Denn selbst wenn es zu einem echten Waffenstillstand käme, wären die Machtverhältnisse immer noch unklar. Beide Seiten würden die Atempause nutzen, um sich selbst mit den jeweiligen Verbündeten hochzurüsten und dann erneut aufeinander losgehen. Der letztliche Gewinner nach tausendfachem Mord und Totschlag bekäme dann alles, wie es guter kriegerischer Brauch ist. Dazwischen stecken tausende von Flüchtlingen aus afrikanischen Ländern, die sich irgendwie ihren Transfer nach Europa beschaffen wollen. Letztlich wird es also nicht gehen, wenn sich nicht die Supermächte USA und Russland darauf einigen, Libyen zu befrieden oder wenigstens Saudi-Arabien, Ägypten und die Türkei als „Hegemonialmächte ehrenhalber“ aus dem Konflikt herauszuhalten. 

Nur mit einer robusten militärischen Intervention

Die Europäer – oder, spezieller, die EU – die hier so gerne als „neutraler“ Vermittler auftreten möchte, sind selbst gespalten.
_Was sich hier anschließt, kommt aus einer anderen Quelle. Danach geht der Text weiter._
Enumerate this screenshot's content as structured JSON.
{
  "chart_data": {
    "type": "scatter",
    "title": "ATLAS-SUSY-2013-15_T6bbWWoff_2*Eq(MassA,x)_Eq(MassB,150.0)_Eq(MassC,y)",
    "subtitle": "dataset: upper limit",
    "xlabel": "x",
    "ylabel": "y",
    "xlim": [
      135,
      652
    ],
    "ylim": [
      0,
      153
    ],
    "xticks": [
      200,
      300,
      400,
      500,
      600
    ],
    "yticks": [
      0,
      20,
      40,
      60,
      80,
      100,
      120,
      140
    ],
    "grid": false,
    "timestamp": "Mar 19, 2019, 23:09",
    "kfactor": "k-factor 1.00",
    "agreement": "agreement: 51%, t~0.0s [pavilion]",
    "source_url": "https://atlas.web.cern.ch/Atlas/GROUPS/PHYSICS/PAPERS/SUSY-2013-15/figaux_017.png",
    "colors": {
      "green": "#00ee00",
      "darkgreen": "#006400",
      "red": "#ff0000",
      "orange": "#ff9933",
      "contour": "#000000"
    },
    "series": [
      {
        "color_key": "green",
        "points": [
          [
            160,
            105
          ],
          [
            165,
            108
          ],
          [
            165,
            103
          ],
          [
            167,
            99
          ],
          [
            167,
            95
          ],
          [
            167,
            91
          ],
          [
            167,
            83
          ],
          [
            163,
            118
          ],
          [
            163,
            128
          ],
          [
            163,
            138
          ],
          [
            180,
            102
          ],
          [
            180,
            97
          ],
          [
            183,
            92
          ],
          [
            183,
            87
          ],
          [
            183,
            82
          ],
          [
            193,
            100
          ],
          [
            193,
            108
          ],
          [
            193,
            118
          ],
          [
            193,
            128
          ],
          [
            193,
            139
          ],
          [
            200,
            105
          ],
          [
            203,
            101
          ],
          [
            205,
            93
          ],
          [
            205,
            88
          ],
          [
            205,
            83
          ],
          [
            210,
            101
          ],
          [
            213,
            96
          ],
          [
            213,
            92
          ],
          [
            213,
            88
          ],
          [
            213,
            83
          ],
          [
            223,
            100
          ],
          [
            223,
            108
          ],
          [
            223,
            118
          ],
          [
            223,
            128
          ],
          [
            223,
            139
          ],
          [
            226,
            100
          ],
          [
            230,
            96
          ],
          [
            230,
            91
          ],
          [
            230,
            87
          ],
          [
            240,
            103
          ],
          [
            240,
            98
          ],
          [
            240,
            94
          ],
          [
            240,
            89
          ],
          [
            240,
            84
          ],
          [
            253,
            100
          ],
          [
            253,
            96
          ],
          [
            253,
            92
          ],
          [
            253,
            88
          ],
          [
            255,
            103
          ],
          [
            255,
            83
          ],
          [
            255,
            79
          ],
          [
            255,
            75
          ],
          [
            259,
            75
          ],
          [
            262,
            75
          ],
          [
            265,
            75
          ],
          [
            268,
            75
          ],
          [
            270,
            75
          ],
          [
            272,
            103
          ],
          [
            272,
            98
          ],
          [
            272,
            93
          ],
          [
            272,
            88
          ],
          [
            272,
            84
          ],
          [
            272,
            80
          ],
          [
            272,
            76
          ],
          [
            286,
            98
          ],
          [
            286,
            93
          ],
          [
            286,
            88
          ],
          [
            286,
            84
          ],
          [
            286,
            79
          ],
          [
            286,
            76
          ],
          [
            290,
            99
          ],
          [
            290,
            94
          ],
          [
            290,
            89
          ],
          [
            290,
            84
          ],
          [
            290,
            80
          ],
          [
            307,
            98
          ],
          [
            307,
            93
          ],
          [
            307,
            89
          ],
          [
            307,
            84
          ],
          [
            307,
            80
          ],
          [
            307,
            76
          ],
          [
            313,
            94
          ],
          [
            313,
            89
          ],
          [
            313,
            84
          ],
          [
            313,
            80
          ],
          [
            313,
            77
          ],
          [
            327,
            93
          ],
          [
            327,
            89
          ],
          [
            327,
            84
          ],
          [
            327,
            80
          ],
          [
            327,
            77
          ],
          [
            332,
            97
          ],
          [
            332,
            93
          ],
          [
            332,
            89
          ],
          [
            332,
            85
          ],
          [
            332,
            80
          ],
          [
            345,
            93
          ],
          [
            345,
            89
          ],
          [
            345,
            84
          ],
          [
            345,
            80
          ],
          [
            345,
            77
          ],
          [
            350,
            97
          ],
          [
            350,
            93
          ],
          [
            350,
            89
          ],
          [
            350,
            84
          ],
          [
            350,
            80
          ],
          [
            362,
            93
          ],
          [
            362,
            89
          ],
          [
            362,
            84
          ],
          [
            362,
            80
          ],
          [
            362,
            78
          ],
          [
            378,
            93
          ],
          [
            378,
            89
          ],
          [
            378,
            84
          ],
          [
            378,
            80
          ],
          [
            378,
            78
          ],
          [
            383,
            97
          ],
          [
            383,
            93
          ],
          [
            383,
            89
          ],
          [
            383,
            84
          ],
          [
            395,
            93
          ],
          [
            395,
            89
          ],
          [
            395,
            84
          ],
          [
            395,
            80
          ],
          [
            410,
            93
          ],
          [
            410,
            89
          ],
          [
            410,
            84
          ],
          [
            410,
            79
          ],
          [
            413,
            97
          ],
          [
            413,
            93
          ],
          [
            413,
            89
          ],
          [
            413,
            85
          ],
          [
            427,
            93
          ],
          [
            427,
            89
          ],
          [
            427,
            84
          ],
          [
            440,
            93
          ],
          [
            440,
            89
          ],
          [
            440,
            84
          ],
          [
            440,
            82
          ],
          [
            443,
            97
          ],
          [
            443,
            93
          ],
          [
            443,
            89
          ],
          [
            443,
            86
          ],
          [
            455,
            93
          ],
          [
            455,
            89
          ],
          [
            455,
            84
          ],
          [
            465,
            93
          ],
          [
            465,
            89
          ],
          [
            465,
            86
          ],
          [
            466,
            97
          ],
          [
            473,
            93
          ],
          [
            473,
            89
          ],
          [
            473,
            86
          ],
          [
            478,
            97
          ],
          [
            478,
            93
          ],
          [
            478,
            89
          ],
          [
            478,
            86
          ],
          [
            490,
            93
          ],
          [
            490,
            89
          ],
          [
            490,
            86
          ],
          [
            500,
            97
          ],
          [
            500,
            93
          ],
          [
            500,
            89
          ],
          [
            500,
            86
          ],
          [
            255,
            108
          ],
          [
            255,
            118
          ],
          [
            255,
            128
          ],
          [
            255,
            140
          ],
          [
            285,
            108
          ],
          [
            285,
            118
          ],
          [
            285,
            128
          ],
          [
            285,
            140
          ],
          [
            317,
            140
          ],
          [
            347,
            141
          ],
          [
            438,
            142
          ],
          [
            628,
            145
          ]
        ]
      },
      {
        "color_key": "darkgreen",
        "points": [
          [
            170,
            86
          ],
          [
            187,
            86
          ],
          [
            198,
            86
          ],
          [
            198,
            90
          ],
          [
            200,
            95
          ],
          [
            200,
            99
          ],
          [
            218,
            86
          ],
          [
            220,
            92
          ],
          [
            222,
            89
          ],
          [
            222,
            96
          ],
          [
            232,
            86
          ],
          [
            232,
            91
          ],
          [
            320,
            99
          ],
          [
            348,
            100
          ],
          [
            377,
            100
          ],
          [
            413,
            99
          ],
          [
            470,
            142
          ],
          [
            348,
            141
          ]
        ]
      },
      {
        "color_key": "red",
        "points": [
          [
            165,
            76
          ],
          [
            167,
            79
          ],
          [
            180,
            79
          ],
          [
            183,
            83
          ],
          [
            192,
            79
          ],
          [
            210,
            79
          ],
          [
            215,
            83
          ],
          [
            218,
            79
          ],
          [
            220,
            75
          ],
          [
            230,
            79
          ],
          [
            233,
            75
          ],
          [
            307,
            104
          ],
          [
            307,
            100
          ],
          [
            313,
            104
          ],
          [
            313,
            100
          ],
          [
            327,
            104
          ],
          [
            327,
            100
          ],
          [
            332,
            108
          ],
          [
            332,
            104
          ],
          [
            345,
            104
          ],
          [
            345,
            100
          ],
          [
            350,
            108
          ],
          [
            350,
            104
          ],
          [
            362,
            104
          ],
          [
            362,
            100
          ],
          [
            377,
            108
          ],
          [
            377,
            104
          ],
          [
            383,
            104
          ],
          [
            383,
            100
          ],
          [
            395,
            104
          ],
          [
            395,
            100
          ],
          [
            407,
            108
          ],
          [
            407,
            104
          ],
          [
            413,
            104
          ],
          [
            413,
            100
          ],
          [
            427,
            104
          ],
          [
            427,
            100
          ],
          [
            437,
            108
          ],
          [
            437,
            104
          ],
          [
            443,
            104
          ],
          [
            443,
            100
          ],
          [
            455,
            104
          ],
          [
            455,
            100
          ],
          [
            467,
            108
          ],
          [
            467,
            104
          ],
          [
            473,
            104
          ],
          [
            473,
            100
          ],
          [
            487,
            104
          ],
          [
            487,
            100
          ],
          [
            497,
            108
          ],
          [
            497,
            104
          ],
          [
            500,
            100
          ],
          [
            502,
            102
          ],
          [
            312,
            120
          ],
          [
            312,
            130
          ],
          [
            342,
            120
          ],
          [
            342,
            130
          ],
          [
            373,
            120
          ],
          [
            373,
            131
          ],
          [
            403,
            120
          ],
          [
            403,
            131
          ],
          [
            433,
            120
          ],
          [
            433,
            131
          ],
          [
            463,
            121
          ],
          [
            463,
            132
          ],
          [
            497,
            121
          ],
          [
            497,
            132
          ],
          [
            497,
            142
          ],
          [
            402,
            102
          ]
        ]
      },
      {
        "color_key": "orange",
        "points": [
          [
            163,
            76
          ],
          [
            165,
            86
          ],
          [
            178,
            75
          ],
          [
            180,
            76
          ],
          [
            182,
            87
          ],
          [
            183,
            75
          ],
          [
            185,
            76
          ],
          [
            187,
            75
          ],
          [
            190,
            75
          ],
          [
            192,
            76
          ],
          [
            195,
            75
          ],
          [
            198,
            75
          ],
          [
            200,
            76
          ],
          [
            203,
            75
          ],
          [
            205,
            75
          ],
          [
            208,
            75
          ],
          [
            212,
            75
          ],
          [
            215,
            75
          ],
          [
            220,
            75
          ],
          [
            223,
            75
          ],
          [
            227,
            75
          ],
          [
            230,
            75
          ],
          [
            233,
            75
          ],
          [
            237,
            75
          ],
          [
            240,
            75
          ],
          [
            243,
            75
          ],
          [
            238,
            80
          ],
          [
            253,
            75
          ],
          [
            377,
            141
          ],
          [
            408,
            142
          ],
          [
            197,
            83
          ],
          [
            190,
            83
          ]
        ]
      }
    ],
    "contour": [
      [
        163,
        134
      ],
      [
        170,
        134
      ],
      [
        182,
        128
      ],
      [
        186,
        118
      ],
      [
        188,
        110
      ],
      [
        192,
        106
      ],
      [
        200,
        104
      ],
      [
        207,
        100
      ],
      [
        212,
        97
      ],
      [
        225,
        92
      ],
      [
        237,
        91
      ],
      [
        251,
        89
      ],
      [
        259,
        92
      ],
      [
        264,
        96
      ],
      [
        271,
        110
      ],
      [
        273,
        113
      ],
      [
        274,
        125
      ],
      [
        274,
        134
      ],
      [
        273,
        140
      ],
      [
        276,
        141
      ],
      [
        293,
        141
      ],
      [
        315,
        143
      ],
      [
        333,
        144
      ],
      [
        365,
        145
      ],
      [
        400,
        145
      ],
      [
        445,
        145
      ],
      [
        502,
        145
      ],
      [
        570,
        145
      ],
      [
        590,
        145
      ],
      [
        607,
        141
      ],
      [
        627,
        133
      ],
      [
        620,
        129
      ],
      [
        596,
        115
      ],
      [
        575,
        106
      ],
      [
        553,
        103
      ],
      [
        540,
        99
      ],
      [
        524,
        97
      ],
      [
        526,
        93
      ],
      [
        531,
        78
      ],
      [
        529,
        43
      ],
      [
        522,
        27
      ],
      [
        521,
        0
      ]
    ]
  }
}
Während die Franzosen Haftar unterstützen, setzen die Italiener als ehemalige Kolonialmacht auf Al-Serraj. Inwiefern beide Länder ihren jeweiligen Favoriten militärisch oder durch Waffenlieferungen unterstützen, ist unklar.  

Tatsächlich ist ein friedliches und geeintes Libyen für die Europäer von allerhöchstem Interesse. Zumal als Puffer vor den hunderttausenden von Flüchtlingen, aber auch als Gegenbeispiel zu den vielen islamischen „half-failed states“ an der nordafrikanischen Küste. Wenn es gelänge, Libyen zu einem einigermaßen demokratischen und wirtschaftlich florierenden Staat zu machen, dann hätte dies eine Signalwirkung weit über Libyen hinaus, andererseits wäre es dann auch die demokratische Pflicht Europas, auch eine gewählte islamische oder sogar islamistische Regierung anzuerkennen. Hinzu käme, dass die Europäer über entsprechende Vereinbarungen dann in der Lage wären, die afrikanischen Flüchtlingsströme zu kanalisieren, wenn nicht gar zu kontrollieren.  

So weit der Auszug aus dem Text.